March 9, 2023

I kind of liked the kanji dictionaries in which you could draw out a kanji, and it would identify it, such as this one. This is good, but what if it could be done on relatively cheap, handheld device, that isn't a smartphone? This is arguably a pretty dumb idea, since a smartphone would make this a whole lot easier, while probably being more convenient. Either way, I wondered if this could be done on a cheap microcontroller.

Firstly, I did some research on whether this kind of thing would be easier to implement as a hardcoded algorithm, or as a neural network. Basically, implementing such an algorithm is not a straightforward task, and requires a lot of knowledge in math/computer science, which I do not have.

The second, more popular approach is just to train a neural network to do this. While this still requires a lot of complicated math, there are several frameworks that help automate this process so that even a layperson like me can train such a neural network.

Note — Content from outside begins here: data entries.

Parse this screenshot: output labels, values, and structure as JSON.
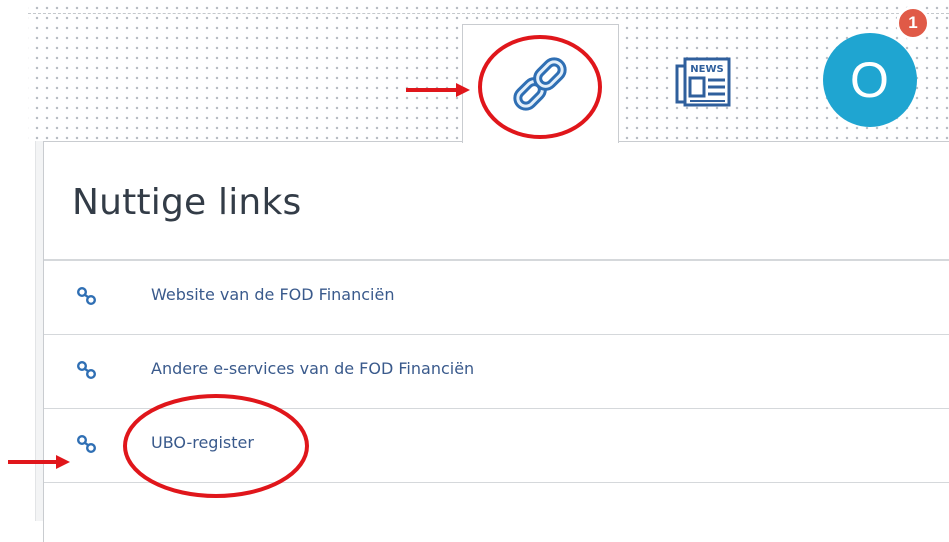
{
  "toolbar": {
    "links_icon": "link-chain-icon",
    "news_icon": "news-icon",
    "news_label": "NEWS",
    "avatar_initial": "O",
    "notification_count": "1"
  },
  "panel": {
    "title": "Nuttige links",
    "links": [
      {
        "label": "Website van de FOD Financiën",
        "icon": "link-icon"
      },
      {
        "label": "Andere e-services van de FOD Financiën",
        "icon": "link-icon"
      },
      {
        "label": "UBO-register",
        "icon": "link-icon"
      }
    ]
  },
  "colors": {
    "accent": "#1fa5d1",
    "link_text": "#3a5a8c",
    "badge": "#e05a47",
    "annotation": "#e0161b"
  }
}
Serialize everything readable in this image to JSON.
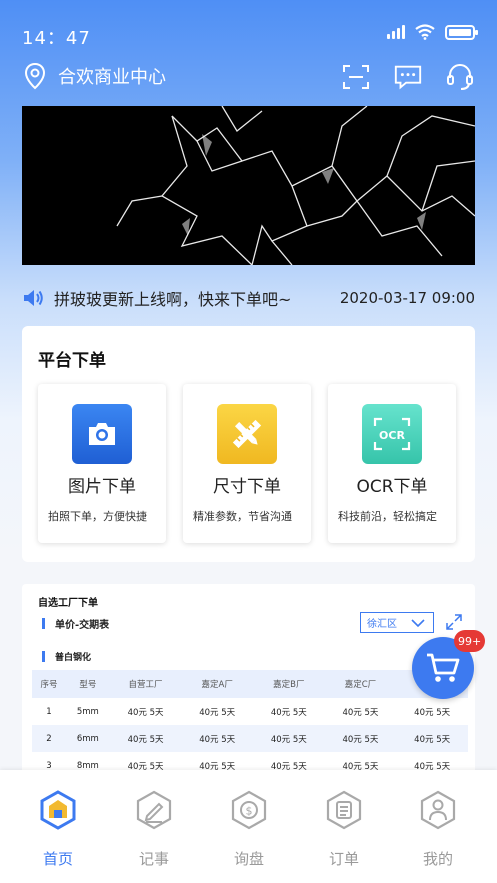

Now that I had decided on using a neural network for identifying handwritten kanjis, I had to pick a framework to use. PyTorch is quite popular, but I am not sure about how well they support low powered devices with limited resources such as microcontrollers. The other choice is Tensorflow. Tensorflow does have a reasonably well known branch made for smaller devices such as Raspberry Pi's, and it even has a separate branch made specifically for microcontrollers. Because it is more well known, (and honestly not much else), I chose to use Tensorflow for this project.

But hold up, where am I going to get training data? After searching on Google for some handwritten kanji datasets, I concluded that either I didn't search enough, or that I wasn't going to find what I needed. This one that I found is alright, but it since the model will be mainly reading handwritten copies of printed kanjis, which are quite different from these truly handwritten ones, I thought that I could make my own dataset.

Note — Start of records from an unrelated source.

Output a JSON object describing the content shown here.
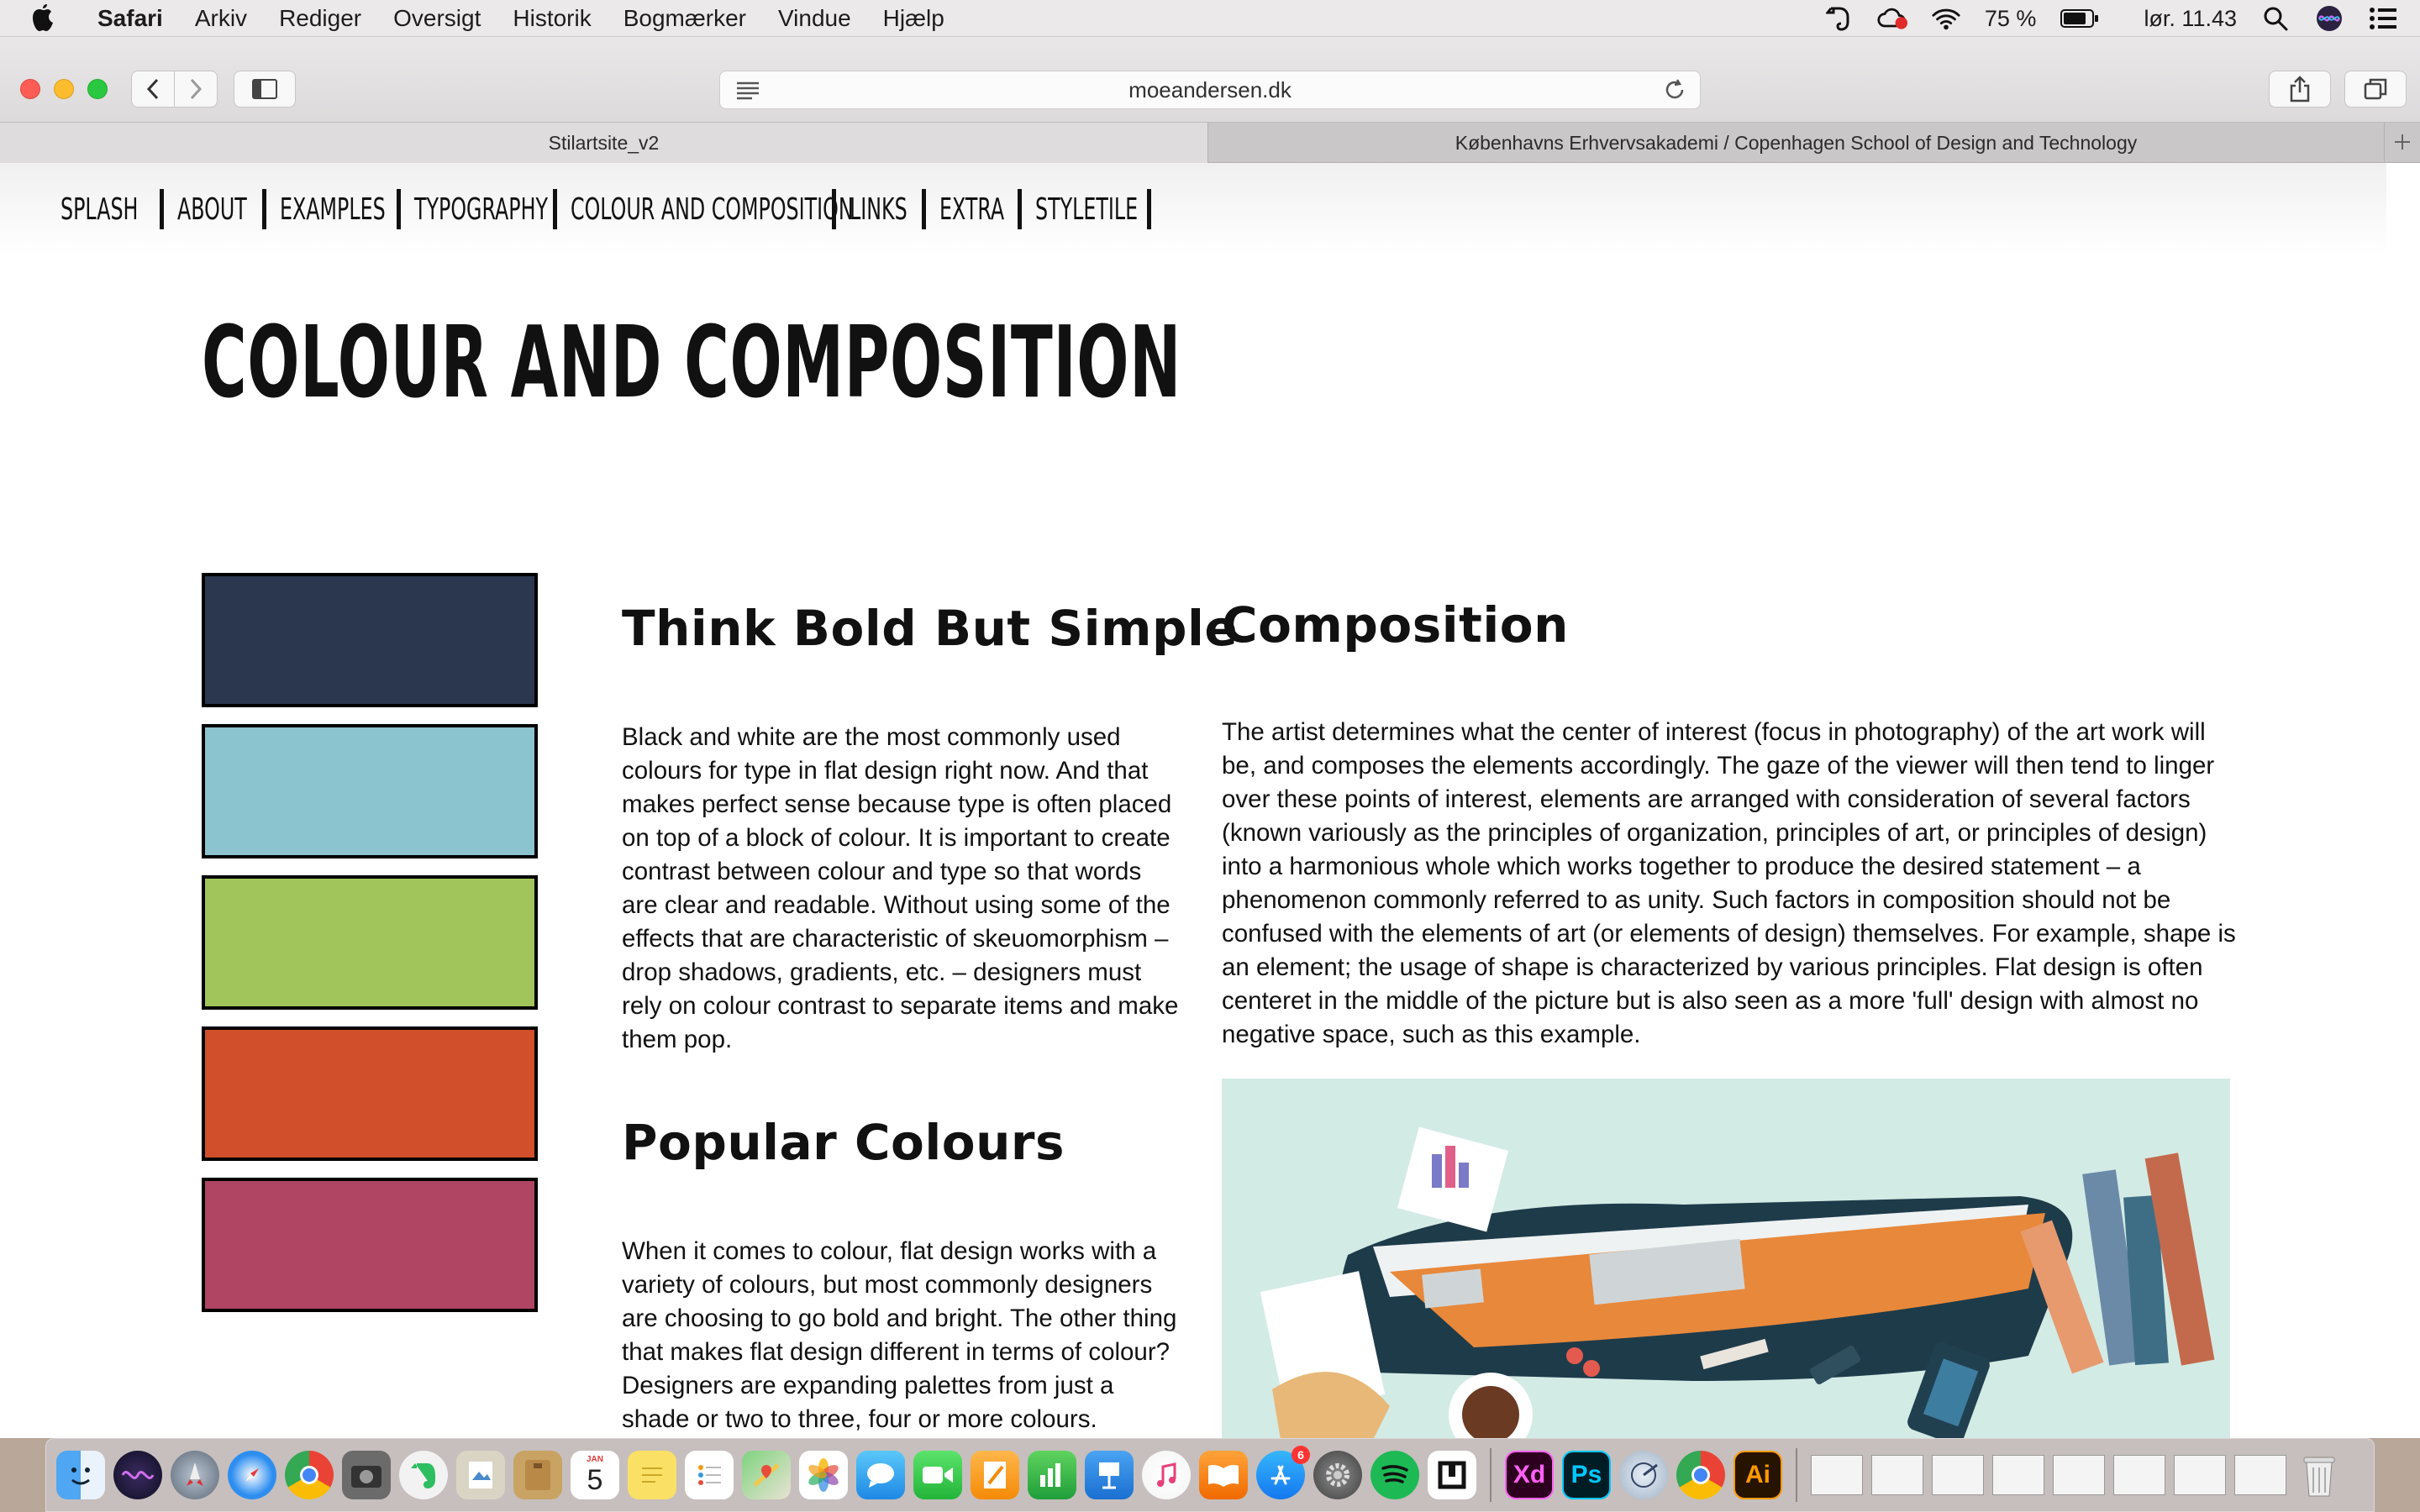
{
  "menubar": {
    "app": "Safari",
    "items": [
      "Arkiv",
      "Rediger",
      "Oversigt",
      "Historik",
      "Bogmærker",
      "Vindue",
      "Hjælp"
    ],
    "battery": "75 %",
    "clock": "lør. 11.43"
  },
  "browser": {
    "url": "moeandersen.dk",
    "tabs": [
      "Stilartsite_v2",
      "Københavns Erhvervsakademi / Copenhagen School of Design and Technology"
    ]
  },
  "site": {
    "nav": [
      "SPLASH",
      "ABOUT",
      "EXAMPLES",
      "TYPOGRAPHY",
      "COLOUR AND COMPOSITION",
      "LINKS",
      "EXTRA",
      "STYLETILE"
    ],
    "title": "COLOUR AND COMPOSITION",
    "swatches": [
      "#2b374f",
      "#8bc3cf",
      "#a1c55a",
      "#d14f2a",
      "#b04463"
    ],
    "sections": {
      "bold": {
        "heading": "Think Bold But Simple",
        "text": "Black and white are the most commonly used colours for type in flat design right now. And that makes perfect sense because type is often placed on top of a block of colour. It is important to create contrast between colour and type so that words are clear and readable. Without using some of the effects that are characteristic of skeuomorphism – drop shadows, gradients, etc. – designers must rely on colour contrast to separate items and make them pop."
      },
      "popular": {
        "heading": "Popular Colours",
        "text": "When it comes to colour, flat design works with a variety of colours, but most commonly designers are choosing to go bold and bright. The other thing that makes flat design different in terms of colour? Designers are expanding palettes from just a shade or two to three, four or more colours."
      },
      "composition": {
        "heading": "Composition",
        "text": "The artist determines what the center of interest (focus in photography) of the art work will be, and composes the elements accordingly. The gaze of the viewer will then tend to linger over these points of interest, elements are arranged with consideration of several factors (known variously as the principles of organization, principles of art, or principles of design) into a harmonious whole which works together to produce the desired statement – a phenomenon commonly referred to as unity. Such factors in composition should not be confused with the elements of art (or elements of design) themselves. For example, shape is an element; the usage of shape is characterized by various principles. Flat design is often centeret in the middle of the picture but is also seen as a more 'full' design with almost no negative space, such as this example."
      }
    }
  },
  "dock": {
    "calendar_day": "5",
    "calendar_month": "JAN",
    "appstore_badge": "6",
    "xd_label": "Xd",
    "ps_label": "Ps",
    "ai_label": "Ai"
  }
}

I don't have the time to manually draw out the thousands of images that I need, so I thought that I could just generate them using some code. The approach I ended up using was basically to use a bunch of different typefaces and generate a series of distorted images of each kanji.

Generating a dataset

Firstly, I had to get a list of kanjis to use for the dataset. I ended up literally just copy and pasting this page, and then I just used notepad++ to get rid of the unnecessary stuff. This is the resulting text file.

Long story short, this program takes each character from the list, and uses a random font to generate an image. It then applies a randomized (within some limits) matrix transform, converts to grayscale, applies a binary threshold, and saves it. It then repeats this a number of times for each image.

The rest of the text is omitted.